Forecast Combination Methods: Simple Average vs MASE-Weighted

Category: Time-Series Forecasting Techniques • Article #10 • Reading time: 5 minutes

Introduction

When multiple models make different forecasts, combining them often beats any individual model. Simple averaging is straightforward but naive. MASE-weighted combinations use forecast errors to assign weights, often improving accuracy by 10-30%.

Simple Average Combination

Simplest method: average forecasts from N models. If Model A predicts 105 and Model B predicts 104, the combination predicts 104.5. This works surprisingly well and has no hyperparameters. Theoretically, averaging reduces variance of idiosyncratic errors while preserving systematic signals.

MASE Weighted Combination

MASE (Mean Absolute Scaled Error) is a scale-invariant metric comparing forecast error to naive forecast error. MASE-weighted combination assigns weights proportional to 1/MASE: better models get higher weights. A model with MASE=0.5 gets twice the weight of a model with MASE=1.0.

Implementation Steps

1. Evaluate all models on validation set, compute MASE for each. 2. Compute weights: w_i = (1/MASE_i) / sum(1/MASE_j). 3. On test set, combine predictions: y_pred = sum(w_i * y_pred_i). 4. Optional: use exponential weighting if recent performance matters more.

Empirical Comparison

Combining 5 diverse models (ARIMA, Prophet, LSTM, N-BEATS, Transformer) on 20-day return forecasts shows best individual model RMSE of 2.3%, simple average RMSE of 1.9%, and MASE-weighted RMSE of 1.7%—11% improvement of weighted over simple averaging.

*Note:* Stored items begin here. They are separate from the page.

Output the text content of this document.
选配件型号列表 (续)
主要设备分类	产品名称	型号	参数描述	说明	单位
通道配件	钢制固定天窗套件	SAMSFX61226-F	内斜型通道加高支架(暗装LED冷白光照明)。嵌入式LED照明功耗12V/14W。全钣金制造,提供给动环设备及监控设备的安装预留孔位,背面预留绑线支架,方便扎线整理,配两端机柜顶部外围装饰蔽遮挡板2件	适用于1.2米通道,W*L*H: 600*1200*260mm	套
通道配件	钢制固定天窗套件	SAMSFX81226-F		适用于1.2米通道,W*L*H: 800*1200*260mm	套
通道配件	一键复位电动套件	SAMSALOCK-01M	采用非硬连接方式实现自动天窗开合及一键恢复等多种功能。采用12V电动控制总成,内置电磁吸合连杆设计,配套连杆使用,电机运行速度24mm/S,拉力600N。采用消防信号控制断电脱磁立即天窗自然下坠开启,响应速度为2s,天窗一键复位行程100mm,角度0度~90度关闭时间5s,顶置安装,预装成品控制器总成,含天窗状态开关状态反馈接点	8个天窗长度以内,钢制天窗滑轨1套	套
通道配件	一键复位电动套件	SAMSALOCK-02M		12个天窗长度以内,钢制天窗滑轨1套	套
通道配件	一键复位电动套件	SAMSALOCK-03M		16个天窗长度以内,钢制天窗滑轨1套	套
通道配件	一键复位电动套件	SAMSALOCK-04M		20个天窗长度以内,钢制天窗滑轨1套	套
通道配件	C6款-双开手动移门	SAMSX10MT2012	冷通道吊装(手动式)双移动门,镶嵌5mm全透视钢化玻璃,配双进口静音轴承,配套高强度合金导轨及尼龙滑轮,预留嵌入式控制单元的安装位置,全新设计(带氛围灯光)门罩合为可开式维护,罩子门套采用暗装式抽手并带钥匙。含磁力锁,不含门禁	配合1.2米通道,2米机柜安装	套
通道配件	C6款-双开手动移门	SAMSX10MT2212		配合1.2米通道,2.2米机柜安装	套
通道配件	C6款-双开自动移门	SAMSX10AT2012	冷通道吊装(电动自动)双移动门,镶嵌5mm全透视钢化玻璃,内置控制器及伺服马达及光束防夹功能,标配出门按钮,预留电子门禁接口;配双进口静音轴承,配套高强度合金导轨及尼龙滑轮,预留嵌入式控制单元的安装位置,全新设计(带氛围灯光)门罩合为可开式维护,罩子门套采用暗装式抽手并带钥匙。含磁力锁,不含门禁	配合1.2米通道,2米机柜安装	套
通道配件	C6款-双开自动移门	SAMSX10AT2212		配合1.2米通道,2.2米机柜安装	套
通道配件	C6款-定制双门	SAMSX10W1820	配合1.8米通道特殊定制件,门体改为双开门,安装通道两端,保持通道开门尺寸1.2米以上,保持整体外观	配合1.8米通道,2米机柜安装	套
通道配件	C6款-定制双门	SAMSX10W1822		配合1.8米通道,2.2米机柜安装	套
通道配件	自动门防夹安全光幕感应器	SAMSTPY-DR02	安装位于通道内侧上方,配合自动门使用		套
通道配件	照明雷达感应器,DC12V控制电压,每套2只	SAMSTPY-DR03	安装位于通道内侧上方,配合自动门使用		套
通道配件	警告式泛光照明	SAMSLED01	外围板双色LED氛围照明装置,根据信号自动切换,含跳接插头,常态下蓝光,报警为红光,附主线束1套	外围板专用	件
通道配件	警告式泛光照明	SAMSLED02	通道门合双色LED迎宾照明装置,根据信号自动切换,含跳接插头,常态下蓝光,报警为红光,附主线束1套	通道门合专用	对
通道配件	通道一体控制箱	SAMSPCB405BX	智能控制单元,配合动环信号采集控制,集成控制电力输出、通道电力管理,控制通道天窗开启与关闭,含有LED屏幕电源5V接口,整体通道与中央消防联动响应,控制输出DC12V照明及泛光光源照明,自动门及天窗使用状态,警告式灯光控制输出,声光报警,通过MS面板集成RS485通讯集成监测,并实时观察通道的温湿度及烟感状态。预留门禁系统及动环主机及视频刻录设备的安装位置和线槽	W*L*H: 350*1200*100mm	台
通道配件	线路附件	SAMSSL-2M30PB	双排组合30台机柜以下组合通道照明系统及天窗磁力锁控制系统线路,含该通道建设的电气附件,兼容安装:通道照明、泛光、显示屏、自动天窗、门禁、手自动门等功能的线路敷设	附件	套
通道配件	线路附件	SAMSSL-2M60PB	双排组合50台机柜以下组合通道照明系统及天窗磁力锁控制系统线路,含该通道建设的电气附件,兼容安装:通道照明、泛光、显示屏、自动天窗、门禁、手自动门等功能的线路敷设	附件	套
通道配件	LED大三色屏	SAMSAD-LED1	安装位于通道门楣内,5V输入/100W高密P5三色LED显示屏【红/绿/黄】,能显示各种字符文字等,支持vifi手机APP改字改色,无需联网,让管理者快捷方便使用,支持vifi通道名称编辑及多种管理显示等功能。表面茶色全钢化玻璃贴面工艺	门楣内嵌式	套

Advanced Combination Methods

Granger causality weighting captures systematic bias patterns. Optimization-based combining treats combination weights as hyperparameters optimized via cross-validation, though this can be overfit-prone.

When Does Combining Help?

Combining helps most when models are diverse and errors are uncorrelated. Monitor correlation of prediction errors—if two models have error correlation >0.7, one is likely redundant. Diversify by using structurally different models.